Saturday, November 5, 2016
Columbia Ballroom (Washington Hilton)

*Names in bold indicate Presenter

Catharine Warner-Griffin and Rachel Holzwart, Insight Policy Research

Background: Women earn an increasing proportion of doctoral degrees in STEM fields, but their representation in full-time tenured faculty positions does not reflect the same proportional increase (Fiegener 2010; NSF 2011). Despite these efforts targeted toward primary and secondary students to develop greater interest in STEM, women, and more specifically women of color, remain underrepresented in full-time, tenured faculty positions (Croom and Patton 2011, American Association of University Professors [AAUP] 2014). Efforts targeting work-family balance to improve diversity in academic STEM positions are warranted for several reasons. Women are more likely than men to cite interpersonal and family reasons for leaving STEM careers (Kaminski and Geisler 2012; Preston 2004). Also, unmarried women and women without children made greater gains in full professorships from 1975 to 2006 than married women and women with children (Goulden, Frasch, and Mason 2009). Childbearing is often seen as a threat to receiving tenure, with childlessness more common among tenured women compared with tenured men (Comer and Stites-Doe 2006; Finkel and Olswang 1996; Mason and Goulden 2004).
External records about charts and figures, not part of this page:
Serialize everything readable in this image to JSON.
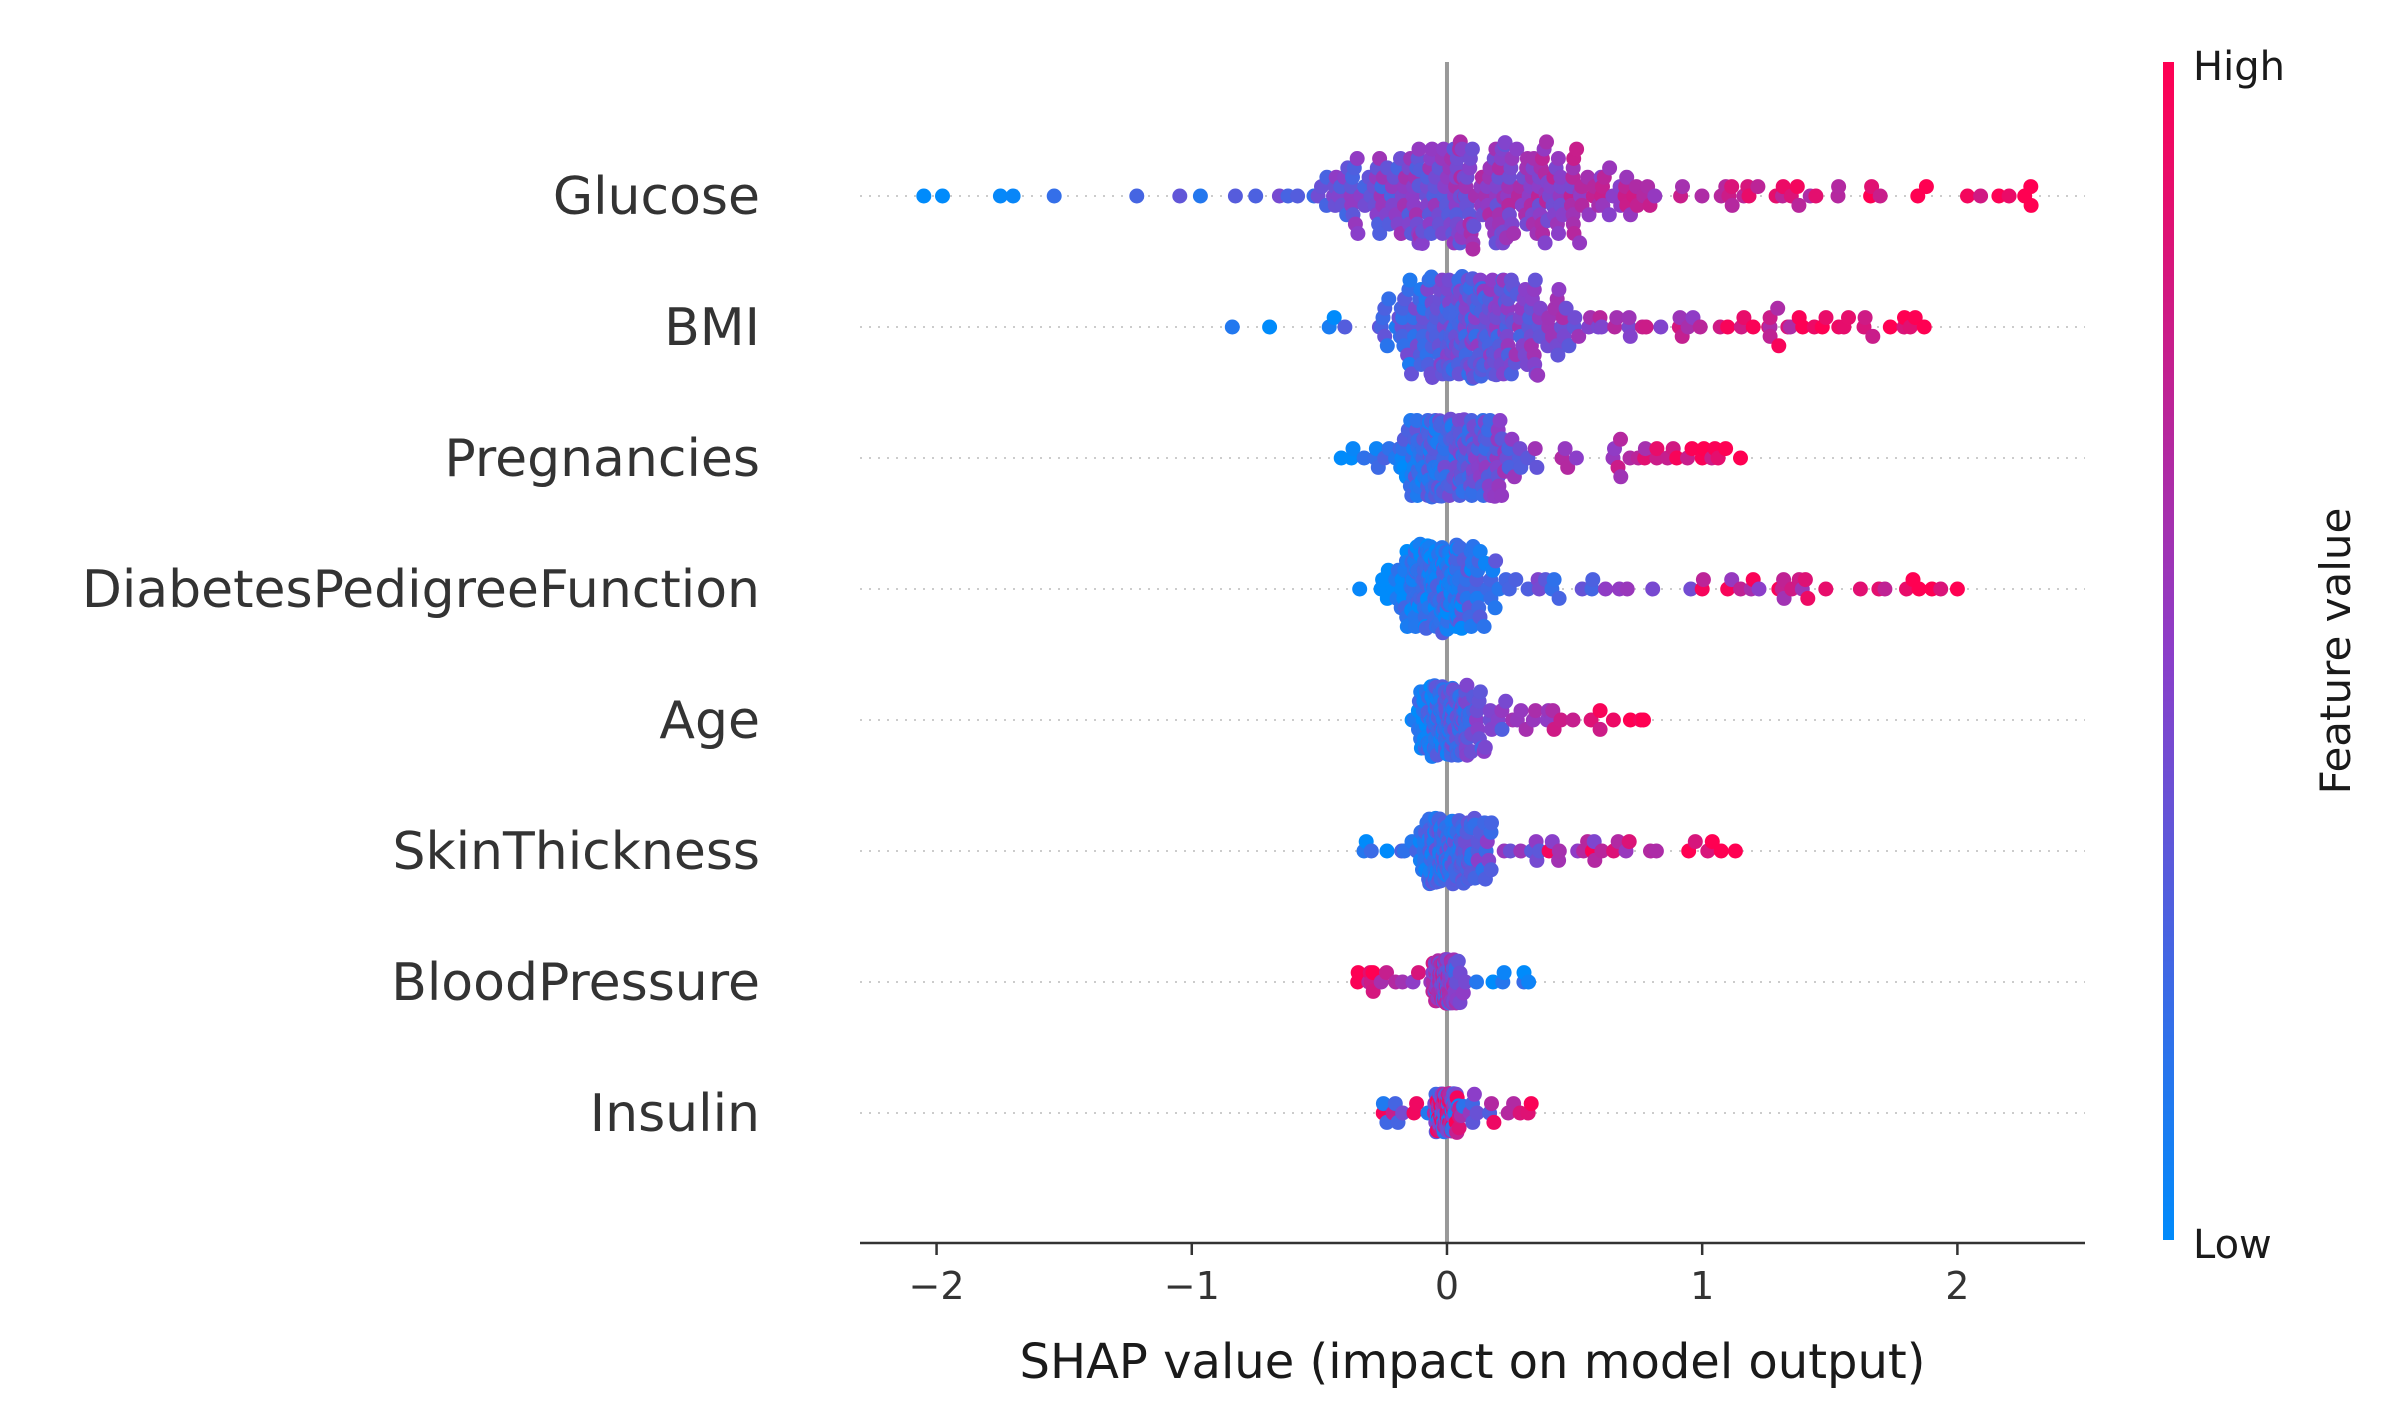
{
  "chart_data": {
    "type": "scatter",
    "subtype": "beeswarm",
    "title": "",
    "xlabel": "SHAP value (impact on model output)",
    "ylabel": "",
    "xlim": [
      -2.3,
      2.5
    ],
    "xticks": [
      {
        "value": -2,
        "label": "−2"
      },
      {
        "value": -1,
        "label": "−1"
      },
      {
        "value": 0,
        "label": "0"
      },
      {
        "value": 1,
        "label": "1"
      },
      {
        "value": 2,
        "label": "2"
      }
    ],
    "zero_line": true,
    "colorbar": {
      "title": "Feature value",
      "high_label": "High",
      "low_label": "Low",
      "high_color": "#ff0052",
      "mid_color": "#8c3ec9",
      "low_color": "#008bfb",
      "placement": "right"
    },
    "features": [
      {
        "name": "Glucose",
        "min": -2.05,
        "max": 2.3,
        "q_low": -0.55,
        "q_high": 0.7,
        "density": 1.0,
        "n": 320,
        "color_mode": "increasing",
        "outliers": [
          {
            "x": -2.05,
            "v": 0.0
          },
          {
            "x": -1.75,
            "v": 0.02
          },
          {
            "x": -1.7,
            "v": 0.03
          }
        ]
      },
      {
        "name": "BMI",
        "min": -0.85,
        "max": 1.87,
        "q_low": -0.25,
        "q_high": 0.4,
        "density": 0.95,
        "n": 300,
        "color_mode": "increasing",
        "outliers": [
          {
            "x": 1.1,
            "v": 0.97
          },
          {
            "x": 1.2,
            "v": 0.98
          },
          {
            "x": 1.3,
            "v": 0.97
          },
          {
            "x": 1.38,
            "v": 0.98
          },
          {
            "x": 1.87,
            "v": 1.0
          }
        ]
      },
      {
        "name": "Pregnancies",
        "min": -0.42,
        "max": 1.15,
        "q_low": -0.2,
        "q_high": 0.25,
        "density": 0.7,
        "n": 230,
        "color_mode": "increasing",
        "outliers": [
          {
            "x": 0.9,
            "v": 0.97
          },
          {
            "x": 1.0,
            "v": 0.98
          },
          {
            "x": 1.05,
            "v": 0.98
          },
          {
            "x": 1.15,
            "v": 1.0
          }
        ]
      },
      {
        "name": "DiabetesPedigreeFunction",
        "min": -0.35,
        "max": 2.0,
        "q_low": -0.2,
        "q_high": 0.15,
        "density": 0.8,
        "n": 250,
        "color_mode": "increasing",
        "outliers": [
          {
            "x": 1.0,
            "v": 0.96
          },
          {
            "x": 1.1,
            "v": 0.97
          },
          {
            "x": 1.2,
            "v": 0.98
          },
          {
            "x": 1.3,
            "v": 0.98
          },
          {
            "x": 1.85,
            "v": 1.0
          },
          {
            "x": 1.9,
            "v": 1.0
          },
          {
            "x": 2.0,
            "v": 1.0
          }
        ]
      },
      {
        "name": "Age",
        "min": -0.22,
        "max": 0.77,
        "q_low": -0.12,
        "q_high": 0.12,
        "density": 0.65,
        "n": 220,
        "color_mode": "increasing",
        "outliers": [
          {
            "x": 0.6,
            "v": 0.97
          },
          {
            "x": 0.77,
            "v": 1.0
          }
        ]
      },
      {
        "name": "SkinThickness",
        "min": -0.35,
        "max": 1.13,
        "q_low": -0.12,
        "q_high": 0.15,
        "density": 0.6,
        "n": 200,
        "color_mode": "increasing",
        "outliers": [
          {
            "x": 0.4,
            "v": 0.95
          },
          {
            "x": 0.57,
            "v": 0.98
          },
          {
            "x": 1.13,
            "v": 1.0
          }
        ]
      },
      {
        "name": "BloodPressure",
        "min": -0.35,
        "max": 0.32,
        "q_low": -0.05,
        "q_high": 0.05,
        "density": 0.4,
        "n": 160,
        "color_mode": "decreasing",
        "outliers": [
          {
            "x": -0.35,
            "v": 0.98
          },
          {
            "x": 0.32,
            "v": 0.05
          }
        ]
      },
      {
        "name": "Insulin",
        "min": -0.25,
        "max": 0.33,
        "q_low": -0.05,
        "q_high": 0.05,
        "density": 0.35,
        "n": 150,
        "color_mode": "mixed",
        "outliers": [
          {
            "x": -0.25,
            "v": 0.97
          },
          {
            "x": 0.33,
            "v": 0.98
          }
        ]
      }
    ]
  }
}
Policy: The National Science Foundation (NSF) launched its Career-Life Balance (CLB) Initiative in 2011 with support from the White House to combat this disparity. The CLB Initiative is a 10-year endeavor that aims to increase the number of women in tenured academic positions in the sciences by promoting and developing family-friendly hiring and leave policies. The CLB Initiative offered several types of support in its initial phase, including supplemental funding to hire a research technician during a family leave to continue laboratory research.
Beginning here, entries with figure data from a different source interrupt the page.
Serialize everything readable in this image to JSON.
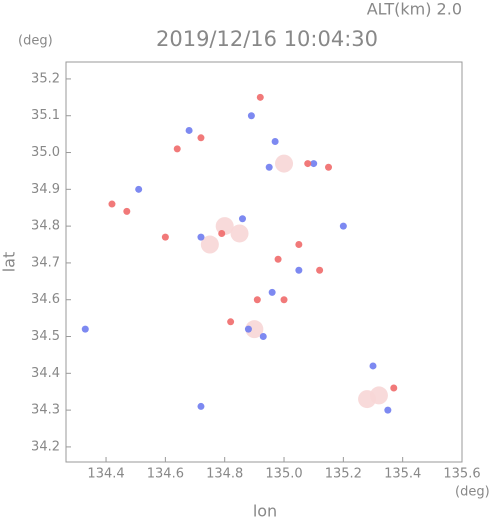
{
  "chart_data": {
    "type": "scatter",
    "title": "2019/12/16 10:04:30",
    "subtitle": "ALT(km) 2.0",
    "y_unit": "(deg)",
    "x_unit": "(deg)",
    "y_label": "lat",
    "x_label": "lon",
    "xlim": [
      134.265,
      135.6
    ],
    "ylim": [
      34.159,
      35.246
    ],
    "xticks": [
      134.4,
      134.6,
      134.8,
      {
        "value": 135,
        "label": "135.0"
      },
      135.2,
      135.4,
      135.6
    ],
    "yticks": [
      34.2,
      34.3,
      34.4,
      34.5,
      34.6,
      34.7,
      34.8,
      34.9,
      {
        "value": 35,
        "label": "35.0"
      },
      35.1,
      35.2
    ],
    "series": [
      {
        "color": "#f7d6d6",
        "x": [
          134.8,
          135.28,
          134.9,
          135.0,
          134.75,
          134.85,
          135.32
        ],
        "y": [
          34.8,
          34.33,
          34.52,
          34.97,
          34.75,
          34.78,
          34.34
        ]
      },
      {
        "color": "#6f7cf0",
        "x": [
          134.33,
          134.51,
          134.72,
          134.89,
          134.95,
          135.1,
          134.96,
          134.88,
          135.3,
          135.35,
          134.86,
          134.68,
          134.93,
          135.05,
          134.97,
          134.72,
          135.2
        ],
        "y": [
          34.52,
          34.9,
          34.77,
          35.1,
          34.96,
          34.97,
          34.62,
          34.52,
          34.42,
          34.3,
          34.82,
          35.06,
          34.5,
          34.68,
          35.03,
          34.31,
          34.8
        ]
      },
      {
        "color": "#f06a6a",
        "x": [
          134.42,
          134.47,
          134.64,
          134.72,
          134.92,
          134.79,
          135.08,
          135.15,
          135.37,
          134.82,
          135.0,
          134.98,
          134.6,
          134.91,
          135.05,
          135.12
        ],
        "y": [
          34.86,
          34.84,
          35.01,
          35.04,
          35.15,
          34.78,
          34.97,
          34.96,
          34.36,
          34.54,
          34.6,
          34.71,
          34.77,
          34.6,
          34.75,
          34.68
        ]
      }
    ]
  }
}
Findings: Based on interviews with 48 CLB Initiative funding recipients and secondary data analysis of family-related policies at recipients’ institutions, results highlight barriers to policy implementation. Grantees and fellows outlined three pressing barriers in relation to work-family balance and career advancement. First, participants cite feelings of isolation and stigma attached to family leave taking. Second, more than half of the participants noted the high workload and extensive pressures to teach, publish, and provide service to the university. Finally, all of the recipients interviewed confirmed that academic careers in science and engineering require an extensive amount of traveling so faculty can share the research with a broad audience and network with colleagues to collaborate on additional projects. Maintaining a typical travel schedule in the year following the birth of a child posed a significant challenge.
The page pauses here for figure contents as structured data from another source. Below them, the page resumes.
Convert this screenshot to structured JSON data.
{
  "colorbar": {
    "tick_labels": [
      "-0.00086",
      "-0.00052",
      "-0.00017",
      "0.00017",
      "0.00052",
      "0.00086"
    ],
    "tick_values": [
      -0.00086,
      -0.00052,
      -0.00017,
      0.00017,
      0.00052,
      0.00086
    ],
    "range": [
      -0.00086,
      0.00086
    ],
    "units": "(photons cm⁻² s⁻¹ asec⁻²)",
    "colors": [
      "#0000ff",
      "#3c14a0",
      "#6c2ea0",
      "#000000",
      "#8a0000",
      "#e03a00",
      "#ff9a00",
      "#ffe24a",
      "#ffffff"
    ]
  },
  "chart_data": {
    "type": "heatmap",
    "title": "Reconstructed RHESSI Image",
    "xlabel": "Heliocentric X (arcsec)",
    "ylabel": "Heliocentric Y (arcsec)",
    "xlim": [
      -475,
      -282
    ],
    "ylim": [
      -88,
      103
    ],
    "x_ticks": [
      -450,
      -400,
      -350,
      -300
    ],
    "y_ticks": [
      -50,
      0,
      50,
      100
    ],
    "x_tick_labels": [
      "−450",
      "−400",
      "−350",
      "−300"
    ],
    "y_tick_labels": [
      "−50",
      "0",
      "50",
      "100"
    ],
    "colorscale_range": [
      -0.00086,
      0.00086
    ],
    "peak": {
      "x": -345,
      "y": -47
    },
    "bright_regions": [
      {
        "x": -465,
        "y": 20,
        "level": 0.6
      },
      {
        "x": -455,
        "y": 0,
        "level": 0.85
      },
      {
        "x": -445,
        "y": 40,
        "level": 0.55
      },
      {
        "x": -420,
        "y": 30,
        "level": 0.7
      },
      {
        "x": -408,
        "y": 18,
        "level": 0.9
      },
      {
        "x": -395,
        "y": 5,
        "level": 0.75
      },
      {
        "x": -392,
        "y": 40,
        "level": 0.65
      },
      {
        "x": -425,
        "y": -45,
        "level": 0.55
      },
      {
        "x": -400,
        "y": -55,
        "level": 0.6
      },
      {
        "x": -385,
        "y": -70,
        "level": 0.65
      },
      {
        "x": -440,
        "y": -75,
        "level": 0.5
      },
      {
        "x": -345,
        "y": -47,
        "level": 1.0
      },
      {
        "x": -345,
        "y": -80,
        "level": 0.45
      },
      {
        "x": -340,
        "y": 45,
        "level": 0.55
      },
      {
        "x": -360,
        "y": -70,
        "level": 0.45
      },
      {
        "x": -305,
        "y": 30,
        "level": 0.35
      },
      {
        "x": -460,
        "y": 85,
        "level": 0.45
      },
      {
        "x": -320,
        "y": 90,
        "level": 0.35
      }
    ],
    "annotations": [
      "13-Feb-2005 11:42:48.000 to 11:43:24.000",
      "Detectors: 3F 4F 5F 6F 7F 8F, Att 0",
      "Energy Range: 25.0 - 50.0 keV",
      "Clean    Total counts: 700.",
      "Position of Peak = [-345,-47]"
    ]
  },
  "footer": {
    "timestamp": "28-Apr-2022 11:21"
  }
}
Discussion: The discussion highlights policy challenges to addressing the concerns put forth by NSF grant recipients. First, regulatory limitations, particularly related to travel and university policies already in existence, prevent NSF from targeting a number of these barriers. This paper notes the way in which government regulations towards fairness may result in continued inequalities. Second, given the importance of promoting diversity in STEM academic positions, several policy recommendations are offered for additional work-family efforts in STEM disciplines. Last, findings highlight several areas of success, in addition to the structural and regulatory limitations discussed above.